His eyes went to Karen. Something moved briefly across his face. Then it was gone.
"Frank." He looked at his father. "I need you to come home. Now."
"I just ate," Frank said.
"Frank." Lip's voice had the specific quality it got when he wasn't negotiating. "It's about Aunt Ginger."
The effect was immediate.
Frank's posture changed — not dramatically, but specifically. Something behind his eyes went alert in the way that only certain words, certain names, could trigger. Years of accumulated self-interest had given Frank Gallagher very well-developed instincts about when something threatened his arrangements, and Ginger was one of those words.
"Fine." He pushed back from the table, managing the movement carefully, and turned to Sheila with a smile that was, genuinely, warm. "Sheila. Dinner was outstanding. I mean that."
Sheila came to the kitchen doorway, dish towel in hand, with the expression of someone who had not expected the evening to go this well and was quietly very pleased about it.
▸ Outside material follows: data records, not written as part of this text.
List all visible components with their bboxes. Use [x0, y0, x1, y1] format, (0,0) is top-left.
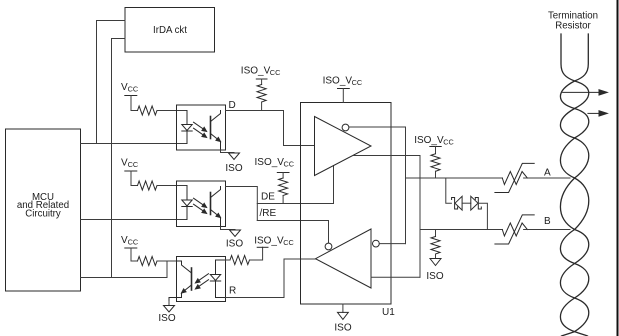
resistor (B-line bias): [431, 230, 440, 259]
resistor (channel R collector): [138, 257, 158, 266]
power VCC (channel R): [121, 235, 138, 261]
wire receiver bubble input to bus node: [379, 243, 405, 245]
varistor RV2 (B line protector): [495, 215, 534, 244]
svg-text:D: D: [229, 100, 236, 111]
wire A line: [406, 177, 503, 179]
power ISO_VCC (DE pull-up): [255, 157, 295, 178]
power ISO_VCC (D pull-up): [241, 66, 281, 85]
svg-text:ISO: ISO: [334, 323, 351, 334]
svg-text:CC: CC: [443, 138, 454, 147]
power ISO_VCC (U1): [323, 76, 363, 103]
wire resistor to opto U2: [157, 110, 187, 112]
svg-text:ISO: ISO: [226, 239, 243, 250]
power ISO_VCC (A-line bias): [414, 135, 454, 154]
twisted pair cable strand 1: [560, 34, 588, 336]
resistor (DE pull-up): [279, 178, 288, 195]
ground ISO (U1): [334, 304, 351, 334]
svg-text:Resistor: Resistor: [555, 20, 591, 31]
resistor (channel D series): [138, 106, 158, 115]
svg-text:ISO_V: ISO_V: [241, 66, 271, 77]
svg-text:ISO_V: ISO_V: [323, 76, 353, 87]
driver inverting output bubble: [342, 124, 349, 131]
resistor (A-line bias): [431, 154, 440, 171]
resistor (D pull-up): [257, 85, 266, 103]
power VCC (channel DE): [121, 158, 138, 186]
svg-text:ISO_V: ISO_V: [414, 135, 444, 146]
ground ISO (opto U3 emitter): [221, 227, 244, 250]
wire B to twisted pair: [524, 229, 570, 231]
receiver inverting input bubble: [373, 240, 380, 247]
MCU and Related Circuitry box: [6, 129, 81, 291]
svg-text:/RE: /RE: [260, 208, 277, 219]
wire opto U3 output to DE//RE node: [226, 187, 258, 221]
wire resistor to ISO_VCC: [226, 247, 263, 260]
wire IrDA to node on D input line: [97, 21, 126, 144]
svg-text:U1: U1: [382, 307, 395, 318]
diode D2 (schottky, pointing right): [471, 196, 482, 210]
svg-text:CC: CC: [352, 78, 363, 87]
svg-text:R: R: [229, 286, 236, 297]
figure right border: [617, 0, 619, 336]
receiver enable bubble: [325, 243, 332, 250]
svg-text:ISO_V: ISO_V: [255, 157, 285, 168]
resistor (channel DE series): [138, 181, 158, 190]
wire resistor to A line: [435, 171, 437, 178]
wire bus vertical B-net: [419, 156, 421, 278]
wire driver output to bus node: [353, 155, 420, 157]
arrow to termination resistor (lower): [588, 111, 607, 116]
wire DE line into U1 driver enable: [257, 166, 333, 204]
svg-text:B: B: [544, 216, 551, 227]
wire MCU to opto U4 output node: [81, 261, 168, 278]
optocoupler U2 (D channel): [177, 105, 226, 150]
wire receiver input to bus node: [371, 276, 420, 278]
IC U1 transceiver box: [301, 103, 392, 305]
svg-text:ISO_V: ISO_V: [254, 236, 284, 247]
svg-text:CC: CC: [128, 238, 139, 247]
power ISO_VCC (R LED): [254, 236, 294, 248]
optocoupler U3 (DE channel): [177, 181, 226, 227]
svg-text:CC: CC: [270, 68, 281, 77]
wire A line to TVS diodes: [446, 178, 452, 203]
wire resistor to D line: [261, 102, 263, 111]
wire MCU to opto U3 LED cathode: [81, 219, 188, 221]
wire IrDA to node on R output line: [112, 39, 126, 278]
wire D line: opto U2 to U1 driver input: [226, 111, 315, 146]
IrDA ckt box: [125, 8, 215, 53]
wire A to twisted pair: [524, 177, 570, 179]
op-amp driver (U1 top triangle): [315, 117, 372, 176]
ground ISO (opto U4 emitter): [158, 302, 175, 325]
wire R line: U1 receiver output to opto U4 LED: [226, 259, 316, 298]
svg-text:Circuitry: Circuitry: [25, 208, 61, 219]
wire driver bubble output to bus node: [349, 126, 406, 128]
diode D1 (schottky, pointing left): [452, 196, 463, 210]
svg-text:CC: CC: [128, 160, 139, 169]
arrow to termination resistor (upper): [563, 90, 608, 95]
wire /RE line into U1 receiver enable: [257, 221, 328, 244]
svg-text:DE: DE: [261, 192, 275, 203]
wire TVS diodes to B line: [478, 203, 487, 229]
svg-text:CC: CC: [284, 160, 295, 169]
wire resistor to opto U3: [157, 185, 187, 187]
wire B line: [420, 229, 502, 231]
wire resistor to opto U4 collector: [157, 260, 177, 262]
ground ISO (B-line bias): [426, 259, 443, 283]
svg-text:CC: CC: [283, 238, 294, 247]
op-amp receiver (U1 bottom triangle): [316, 229, 372, 288]
optocoupler U4 (R channel, mirrored): [169, 257, 226, 302]
svg-text:IrDA ckt: IrDA ckt: [153, 25, 187, 36]
svg-text:ISO: ISO: [158, 313, 175, 324]
svg-text:ISO: ISO: [225, 163, 242, 174]
wire MCU to opto U2 LED cathode: [81, 143, 188, 145]
wire bus vertical A-net: [405, 127, 407, 244]
svg-text:CC: CC: [128, 85, 139, 94]
power VCC (channel D): [121, 82, 138, 111]
svg-text:ISO: ISO: [426, 271, 443, 282]
resistor (R LED series): [230, 256, 250, 265]
svg-text:A: A: [544, 167, 551, 178]
varistor RV1 (A line protector): [495, 163, 534, 192]
wire resistor to DE line: [282, 196, 284, 204]
wire between diodes: [462, 202, 471, 204]
ground ISO (opto U2 emitter): [221, 150, 243, 174]
twisted pair cable strand 2: [560, 34, 588, 336]
Termination Resistor label: [548, 11, 598, 32]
"Come back anytime, Frank," she said.
"I will," Frank said, and Owen, watching him, thought he actually meant it — which was perhaps the most alarming thing Frank Gallagher had done all evening.
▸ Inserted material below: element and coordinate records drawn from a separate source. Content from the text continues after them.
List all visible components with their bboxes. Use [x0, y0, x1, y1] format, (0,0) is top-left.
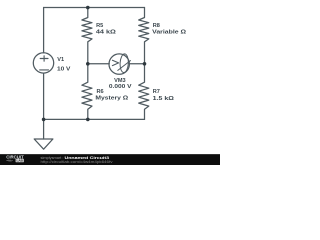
- svg-text:Mystery Ω: Mystery Ω: [95, 96, 128, 102]
- svg-text:R8: R8: [153, 23, 160, 29]
- V1 plus sign: [40, 56, 48, 61]
- wire V1 bottom lead: [43, 73, 45, 119]
- ground lead: [43, 119, 45, 139]
- resistor R7: [139, 64, 149, 120]
- svg-text:VM3: VM3: [114, 78, 126, 84]
- wire middle rail left: [88, 63, 109, 65]
- voltmeter VM3: [109, 54, 129, 74]
- wire middle rail right: [129, 63, 144, 65]
- V1 minus sign: [40, 69, 49, 71]
- svg-text:Variable Ω: Variable Ω: [152, 29, 186, 35]
- svg-text:V1: V1: [57, 57, 64, 63]
- VM3 letter V rotated: [112, 60, 118, 65]
- node bottom left: [42, 118, 46, 122]
- node top of R5: [86, 6, 90, 10]
- svg-text:44 kΩ: 44 kΩ: [96, 29, 116, 35]
- svg-text:1.5 kΩ: 1.5 kΩ: [153, 96, 175, 102]
- svg-text:http://circuitlab.com/c4w4m4pk: http://circuitlab.com/c4w4m4pk646fv: [41, 160, 113, 164]
- svg-text:10 V: 10 V: [57, 67, 71, 73]
- wire bottom rail: [44, 118, 145, 120]
- resistor R6: [82, 64, 92, 120]
- resistor R8: [139, 8, 149, 64]
- VM3 meter scale arc: [120, 54, 129, 73]
- voltage source V1: [33, 53, 53, 73]
- wire top rail: [44, 7, 145, 9]
- node middle left: [86, 62, 90, 66]
- svg-text:0.000 V: 0.000 V: [109, 84, 132, 90]
- VM3 needle: [118, 61, 131, 71]
- resistor R5: [82, 8, 92, 64]
- CircuitLab logo: [6, 154, 24, 162]
- ground symbol: [34, 139, 53, 149]
- wire V1 top lead to top rail: [43, 8, 45, 53]
- footer bar: [0, 154, 220, 165]
- node middle right: [143, 62, 147, 66]
- node bottom of R6: [86, 118, 90, 122]
- svg-text:R5: R5: [96, 23, 103, 29]
- svg-text:LAB: LAB: [17, 159, 24, 163]
- svg-text:R6: R6: [97, 89, 104, 95]
- svg-text:R7: R7: [153, 89, 160, 95]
Lip held the door. Frank moved through it.
At the threshold, Lip glanced back at Owen. A look that held several things — acknowledgment, mild assessment, the complex arithmetic of a smart person recalibrating a situation.
Then the door closed.
Karen stood at the window and watched them go down the front walk, Lip with his hand on Frank's elbow to manage the pace, Frank talking already, hands moving.
"Aunt Ginger," she said. "Who's Aunt Ginger?"
"Long story," Owen said. "Gallagher family thing."
Karen turned from the window. "How do you know about Gallagher family things?"
Owen picked up his jacket. "I should get home before it gets too late."
"Owen."
He paused at the door.
"Thank you," Karen said. "For staying. For—" She gestured vaguely at the evening, which encompassed the singing lesson and the dinner and Frank's arrival and all the rest of it. "For being here for this."
Owen looked at her.
She was standing in the middle of her mother's living room — the room that still had Eddie's photo on the side table, the room that smelled like the best pork chops in the neighborhood, the room where Frank Gallagher had just eaten dinner in Eddie's khakis — and she looked, for a moment, very young and very clear-eyed about her own life.
"Yeah," Owen said. "Of course."
He stepped out into the Chicago evening.
Aunt Ginger, he thought, as he unchained his bike. In the Shameless timeline, Ginger was the elderly woman the Gallaghers had been collecting checks for — a social security situation that was one of Frank's more creative and legally precarious arrangements. If Lip was pulling Frank away from a comfortable situation to deal with Ginger, something in that structure had started to come apart.
He filed it away.
The System, quiet in the background, was doing its own accounting.
He started the ride home through the cold Chicago dark.
Organic interaction, it had said.
He was beginning to think the System had a sense of humor.